EL MIRADOR
Modesto Gómez
El Faro | Miércoles 22 de octubre de 2014
Tras un año de preparativos llega el gran día. Es el gran encuentro; el partido del siglo. Si lo narráramos como un evento deportivo, podría sonar algo así... “Buenos días, señoras y señores. Nos encontramos en la iglesia de Santa María, que presenta un lleno absoluto. En el exterior brilla un sol de justicia. A la derecha, encabezada por las damas de honor, que visten de ocre, la familia de la novia. A la izquierda, testigos al frente, la familia del novio. En el fondo sur, la peña Los Amigos.
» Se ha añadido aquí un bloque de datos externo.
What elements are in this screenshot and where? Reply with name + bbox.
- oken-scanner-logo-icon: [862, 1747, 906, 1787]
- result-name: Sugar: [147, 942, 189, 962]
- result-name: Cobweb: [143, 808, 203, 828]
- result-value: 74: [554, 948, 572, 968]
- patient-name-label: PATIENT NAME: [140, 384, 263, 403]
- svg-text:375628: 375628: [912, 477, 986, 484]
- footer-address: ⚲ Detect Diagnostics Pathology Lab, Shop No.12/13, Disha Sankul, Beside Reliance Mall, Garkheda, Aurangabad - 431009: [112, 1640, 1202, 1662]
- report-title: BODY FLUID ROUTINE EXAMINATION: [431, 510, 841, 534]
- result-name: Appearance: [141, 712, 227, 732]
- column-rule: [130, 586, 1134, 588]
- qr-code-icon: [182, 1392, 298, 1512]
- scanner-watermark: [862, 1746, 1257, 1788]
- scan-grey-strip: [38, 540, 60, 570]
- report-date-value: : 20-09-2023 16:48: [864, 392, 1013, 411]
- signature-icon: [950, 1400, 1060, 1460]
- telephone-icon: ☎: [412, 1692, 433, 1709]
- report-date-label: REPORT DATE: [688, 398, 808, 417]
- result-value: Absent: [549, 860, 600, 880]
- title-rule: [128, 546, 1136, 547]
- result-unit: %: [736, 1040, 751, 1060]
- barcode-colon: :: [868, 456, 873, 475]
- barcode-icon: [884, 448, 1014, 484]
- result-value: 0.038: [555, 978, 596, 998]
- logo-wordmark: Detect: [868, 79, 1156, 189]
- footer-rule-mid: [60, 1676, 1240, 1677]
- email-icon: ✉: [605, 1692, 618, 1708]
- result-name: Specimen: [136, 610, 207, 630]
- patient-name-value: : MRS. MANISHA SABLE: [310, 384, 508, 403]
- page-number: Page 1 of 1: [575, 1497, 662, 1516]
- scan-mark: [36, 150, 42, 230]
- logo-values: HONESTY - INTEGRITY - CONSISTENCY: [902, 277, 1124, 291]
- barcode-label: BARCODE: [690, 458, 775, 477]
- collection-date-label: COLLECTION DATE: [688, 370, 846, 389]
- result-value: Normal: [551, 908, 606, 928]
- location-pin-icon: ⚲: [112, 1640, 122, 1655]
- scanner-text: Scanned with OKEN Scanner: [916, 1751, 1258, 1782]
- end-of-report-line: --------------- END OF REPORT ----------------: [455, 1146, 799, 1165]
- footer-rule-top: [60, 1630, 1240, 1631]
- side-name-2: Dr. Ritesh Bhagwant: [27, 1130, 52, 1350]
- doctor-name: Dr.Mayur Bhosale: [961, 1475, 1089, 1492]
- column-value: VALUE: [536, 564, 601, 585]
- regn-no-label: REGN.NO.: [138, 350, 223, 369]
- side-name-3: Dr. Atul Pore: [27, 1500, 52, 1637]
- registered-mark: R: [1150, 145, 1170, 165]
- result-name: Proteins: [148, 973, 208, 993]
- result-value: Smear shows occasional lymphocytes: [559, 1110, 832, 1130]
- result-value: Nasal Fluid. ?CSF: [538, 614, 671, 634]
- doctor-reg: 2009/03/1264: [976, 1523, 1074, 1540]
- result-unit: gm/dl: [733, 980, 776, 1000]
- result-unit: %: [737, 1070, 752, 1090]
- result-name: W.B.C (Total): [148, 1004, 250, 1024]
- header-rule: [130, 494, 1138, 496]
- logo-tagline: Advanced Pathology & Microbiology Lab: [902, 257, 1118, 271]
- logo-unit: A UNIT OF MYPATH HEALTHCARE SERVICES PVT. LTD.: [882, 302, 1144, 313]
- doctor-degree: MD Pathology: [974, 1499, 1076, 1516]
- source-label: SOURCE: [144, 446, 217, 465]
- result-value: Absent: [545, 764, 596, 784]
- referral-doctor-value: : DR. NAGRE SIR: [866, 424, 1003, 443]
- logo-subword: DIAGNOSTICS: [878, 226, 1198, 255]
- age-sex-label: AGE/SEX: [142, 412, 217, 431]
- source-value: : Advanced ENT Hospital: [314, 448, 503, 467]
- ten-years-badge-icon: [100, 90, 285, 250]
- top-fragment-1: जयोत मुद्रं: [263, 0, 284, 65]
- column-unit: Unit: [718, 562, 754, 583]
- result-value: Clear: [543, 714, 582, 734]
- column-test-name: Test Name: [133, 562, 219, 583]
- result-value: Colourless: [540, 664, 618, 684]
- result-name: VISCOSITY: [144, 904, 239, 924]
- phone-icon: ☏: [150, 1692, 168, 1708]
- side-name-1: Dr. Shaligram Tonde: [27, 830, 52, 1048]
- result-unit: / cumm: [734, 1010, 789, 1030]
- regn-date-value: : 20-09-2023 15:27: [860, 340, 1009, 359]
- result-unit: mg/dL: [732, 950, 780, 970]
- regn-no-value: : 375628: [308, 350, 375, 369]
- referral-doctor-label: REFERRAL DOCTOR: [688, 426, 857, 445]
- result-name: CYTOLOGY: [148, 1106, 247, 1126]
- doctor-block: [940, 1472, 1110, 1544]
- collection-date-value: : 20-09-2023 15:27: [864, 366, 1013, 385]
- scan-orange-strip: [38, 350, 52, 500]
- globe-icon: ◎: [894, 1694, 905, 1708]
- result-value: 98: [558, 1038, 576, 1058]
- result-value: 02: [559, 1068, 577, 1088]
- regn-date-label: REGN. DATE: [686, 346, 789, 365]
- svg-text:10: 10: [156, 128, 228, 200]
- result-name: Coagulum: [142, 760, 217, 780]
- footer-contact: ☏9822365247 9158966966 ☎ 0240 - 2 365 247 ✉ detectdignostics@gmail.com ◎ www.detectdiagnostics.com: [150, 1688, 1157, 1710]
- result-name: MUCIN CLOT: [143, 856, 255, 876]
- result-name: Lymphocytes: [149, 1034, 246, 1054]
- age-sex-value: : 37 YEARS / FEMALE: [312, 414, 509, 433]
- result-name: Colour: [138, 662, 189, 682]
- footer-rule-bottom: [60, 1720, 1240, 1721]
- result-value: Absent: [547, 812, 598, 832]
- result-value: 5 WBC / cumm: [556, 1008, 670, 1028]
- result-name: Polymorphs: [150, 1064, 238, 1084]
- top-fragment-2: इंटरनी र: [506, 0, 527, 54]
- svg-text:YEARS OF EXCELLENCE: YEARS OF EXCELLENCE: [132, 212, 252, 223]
En el fondo norte, el resto de la afición y algún curioso. Oficiará como juez un sacerdote joven de la cantera del Seminario Mayor que, como mandan los cánones, vestirá de negro”. De repente alguien entra en la iglesia y exclama: “¡Vaya rollo! A estas alturas ¿a quién se le ocurre casarse por la Iglesia? ¿No se dan cuenta que el matrimonio es una institución obsoleta?”. Aquello me hizo pensar. ¿Es el matrimonio una institución obsoleta? ¿Debe siquiera ser referido con la palabra institución? ¿No sería más apropiado hablar simplemente de unión? De la unión nace la fuerza, no exenta de compromiso y costes. ¿Debe la sociedad renunciar a hacerse fuerte? ¿Puede darle la espalda a uno de los lazos históricos capaces de garantizar con más solvencia su unidad? Puede que el matrimonio, en consonancia con la sociedad, haya entrado en crisis. Y es posible que esta situación se derive del agotamiento interesado de su imagen como modelo social. Pero ¿entró el matrimonio en crisis o fue inducido socialmente hacia ella? Son muchos los que opinan que desde hace ya varios años el matrimonio está ingresado en la unidad de cuidados intensivos. Pero ¿es consecuencia de un proceso degenerativo o se debe más bien al ataque masivo de agentes externos que han acabado por provocarle una infección generalizada? El matrimonio es convivencia, y esto es algo que la sociedad no rechaza. Convivimos como estudiantes, como parejas de hecho y hasta para compartir gastos. La única contraindicación de la convivencia es su capacidad para limitar nuestra autonomía. Y este es uno de los grandes problemas que subyace a las grandes crisis actuales. El matrimonio, por su prolongado efecto derivado de su invitación a la fidelidad y a la estabilidad, propaga en los cónyuges un miedo excesivo a la cesión de autonomía, provocando una crisis personal que es capaz de contagiar a la sociedad hasta llegar a incubar una pandemia de egocentrismo enemiga del compromiso. ¿Pero vale la pena escapar del compromiso para ganar en autonomía, aun a pesar de perder fuerza?